British scientists revealed this week that they have been able to create a human embryo using DNA from three parents, a momentous medical progress that could help prevent severe hereditary diseases.

Researchers from Newcastle University, in northern England, revealed their breakthrough during the Medical Research Council Centre for Neuromuscular Diseases conference in London on February 1-2, Reuters reports.

The scientists were able to create test-tube embryos using DNA from one man and two women, in an attempt to prevent the transmission of diseases from women with faults in their mitochondrial DNA to their children.

Such defects in the female DNA can lead to some forms of epilepsy, diabetes, heart failure, mental retardation and other conditions. Mitochondria provide cells with most of the indispensable energy but faults in their genetic code can lead to incomplete processing of food and oxygen. This in turn can lead to the development of more than 40 different diseases, Reuters notes.

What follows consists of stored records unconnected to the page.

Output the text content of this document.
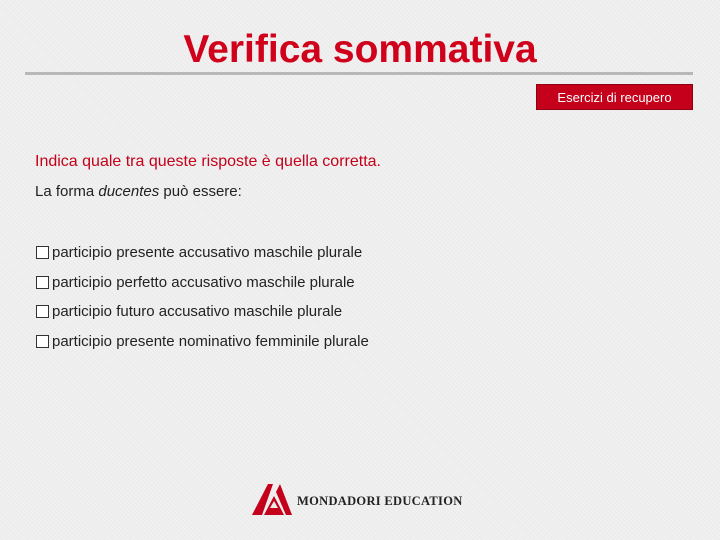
Verifica sommativa
Esercizi di recupero

Indica quale tra queste risposte è quella corretta.

La forma ducentes può essere:

participio presente accusativo maschile plurale
participio perfetto accusativo maschile plurale
participio futuro accusativo maschile plurale
participio presente nominativo femminile plurale
MONDADORI EDUCATION
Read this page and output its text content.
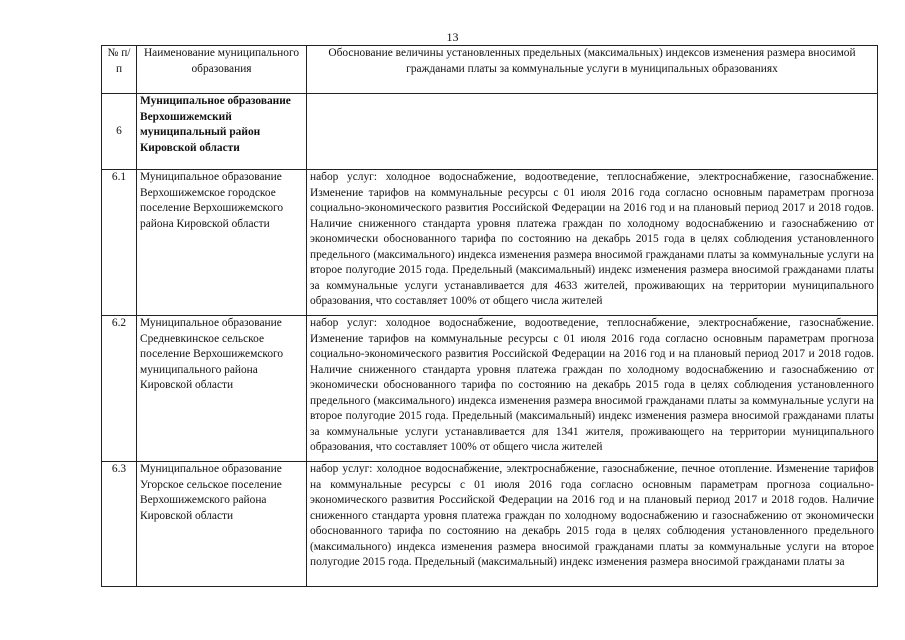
13
№ п/п	Наименование муниципального образования	Обоснование величины установленных предельных (максимальных) индексов изменения размера вносимой гражданами платы за коммунальные услуги в муниципальных образованиях
6	Муниципальное образование Верхошижемский муниципальный район Кировской области	
6.1	Муниципальное образование Верхошижемское городское поселение Верхошижемского района Кировской области	набор услуг: холодное водоснабжение, водоотведение, теплоснабжение, электроснабжение, газоснабжение. Изменение тарифов на коммунальные ресурсы с 01 июля 2016 года согласно основным параметрам прогноза социально-экономического развития Российской Федерации на 2016 год и на плановый период 2017 и 2018 годов. Наличие сниженного стандарта уровня платежа граждан по холодному водоснабжению и газоснабжению от экономически обоснованного тарифа по состоянию на декабрь 2015 года в целях соблюдения установленного предельного (максимального) индекса изменения размера вносимой гражданами платы за коммунальные услуги на второе полугодие 2015 года. Предельный (максимальный) индекс изменения размера вносимой гражданами платы за коммунальные услуги устанавливается для 4633 жителей, проживающих на территории муниципального образования, что составляет 100% от общего числа жителей
6.2	Муниципальное образование Средневкинское сельское поселение Верхошижемского муниципального района Кировской области	набор услуг: холодное водоснабжение, водоотведение, теплоснабжение, электроснабжение, газоснабжение. Изменение тарифов на коммунальные ресурсы с 01 июля 2016 года согласно основным параметрам прогноза социально-экономического развития Российской Федерации на 2016 год и на плановый период 2017 и 2018 годов. Наличие сниженного стандарта уровня платежа граждан по холодному водоснабжению и газоснабжению от экономически обоснованного тарифа по состоянию на декабрь 2015 года в целях соблюдения установленного предельного (максимального) индекса изменения размера вносимой гражданами платы за коммунальные услуги на второе полугодие 2015 года. Предельный (максимальный) индекс изменения размера вносимой гражданами платы за коммунальные услуги устанавливается для 1341 жителя, проживающего на территории муниципального образования, что составляет 100% от общего числа жителей
6.3	Муниципальное образование Угорское сельское поселение Верхошижемского района Кировской области	набор услуг: холодное водоснабжение, электроснабжение, газоснабжение, печное отопление. Изменение тарифов на коммунальные ресурсы с 01 июля 2016 года согласно основным параметрам прогноза социально-экономического развития Российской Федерации на 2016 год и на плановый период 2017 и 2018 годов. Наличие сниженного стандарта уровня платежа граждан по холодному водоснабжению и газоснабжению от экономически обоснованного тарифа по состоянию на декабрь 2015 года в целях соблюдения установленного предельного (максимального) индекса изменения размера вносимой гражданами платы за коммунальные услуги на второе полугодие 2015 года. Предельный (максимальный) индекс изменения размера вносимой гражданами платы за
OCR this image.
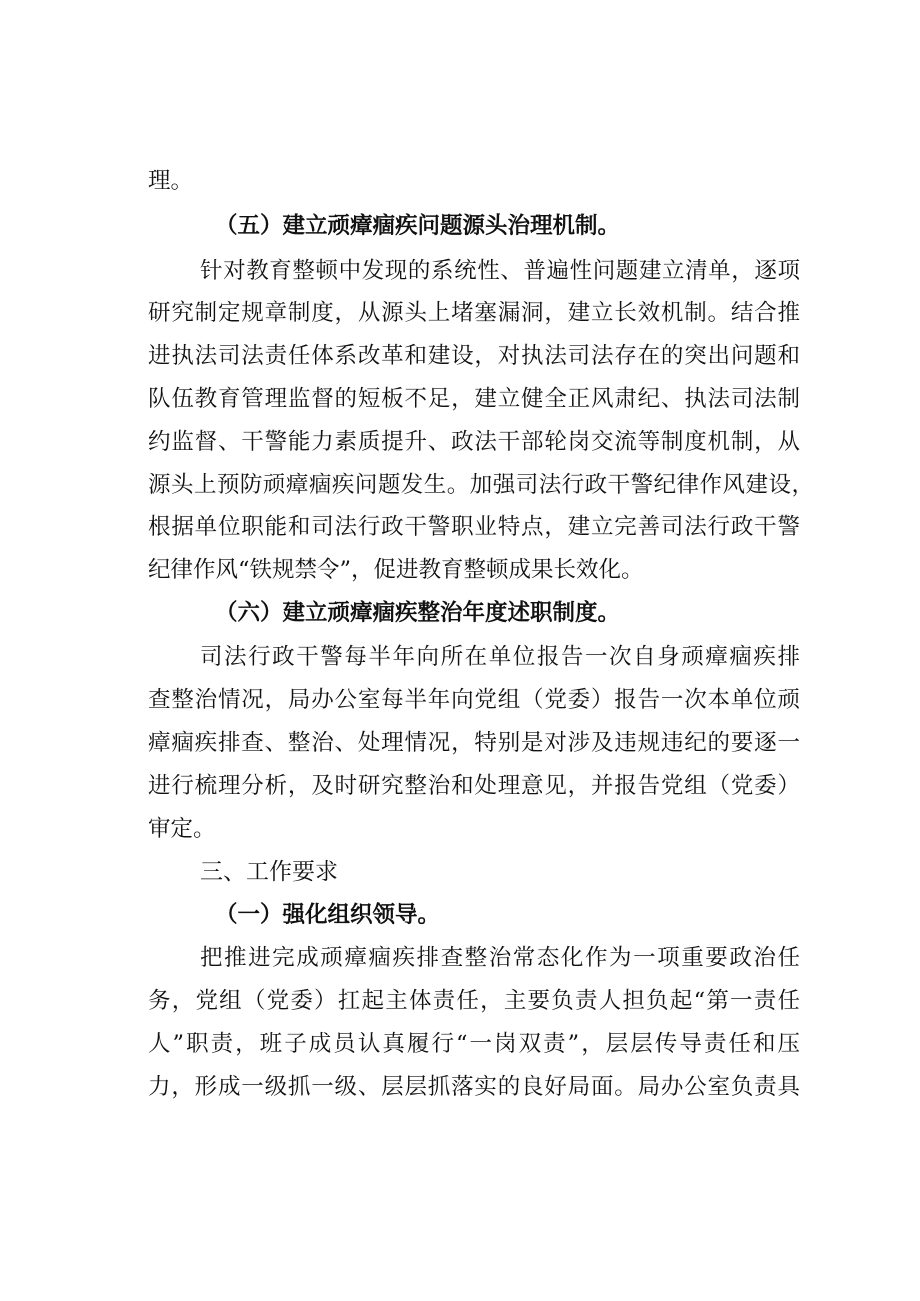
理。
（五）建立顽瘴痼疾问题源头治理机制。
针对教育整顿中发现的系统性、普遍性问题建立清单，逐项
研究制定规章制度，从源头上堵塞漏洞，建立长效机制。结合推
进执法司法责任体系改革和建设，对执法司法存在的突出问题和
队伍教育管理监督的短板不足，建立健全正风肃纪、执法司法制
约监督、干警能力素质提升、政法干部轮岗交流等制度机制，从
源头上预防顽瘴痼疾问题发生。加强司法行政干警纪律作风建设，
根据单位职能和司法行政干警职业特点，建立完善司法行政干警
纪律作风“铁规禁令”，促进教育整顿成果长效化。
（六）建立顽瘴痼疾整治年度述职制度。
司法行政干警每半年向所在单位报告一次自身顽瘴痼疾排
查整治情况，局办公室每半年向党组（党委）报告一次本单位顽
瘴痼疾排查、整治、处理情况，特别是对涉及违规违纪的要逐一
进行梳理分析，及时研究整治和处理意见，并报告党组（党委）
审定。
三、工作要求
（一）强化组织领导。
把推进完成顽瘴痼疾排查整治常态化作为一项重要政治任
务，党组（党委）扛起主体责任，主要负责人担负起“第一责任
人”职责，班子成员认真履行“一岗双责”，层层传导责任和压
力，形成一级抓一级、层层抓落实的良好局面。局办公室负责具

In order to allay fears of genetically modified babies, the scientists emphasized that they only sought to bypass the risks of defective mitochondria in a woman's egg. The process employed by the Newcastle team involved embryos created from one man and one woman with defective mitochondria; the embryo was then transplanted into an emptied egg from a second woman who had healthy mitochondria.

“We are not trying to alter genes, we're just trying to swap a small proportion of the bad ones for some good ones,” Patrick Chinnery, a professor of neurogenetics at Newcastle University, was quoted by The Associated Press as saying.

Chinnery and colleagues explained that these were only the preliminary phases of their research and that further testing was needed. The embryos created so far were destroyed within six days.

Should a fetus be allowed to develop, it would inherit nuclear DNA, or genes, from both parents but mitochondrial DNA from a third party.

BBC News notes that no treatment for mitochondrial diseases exists currently.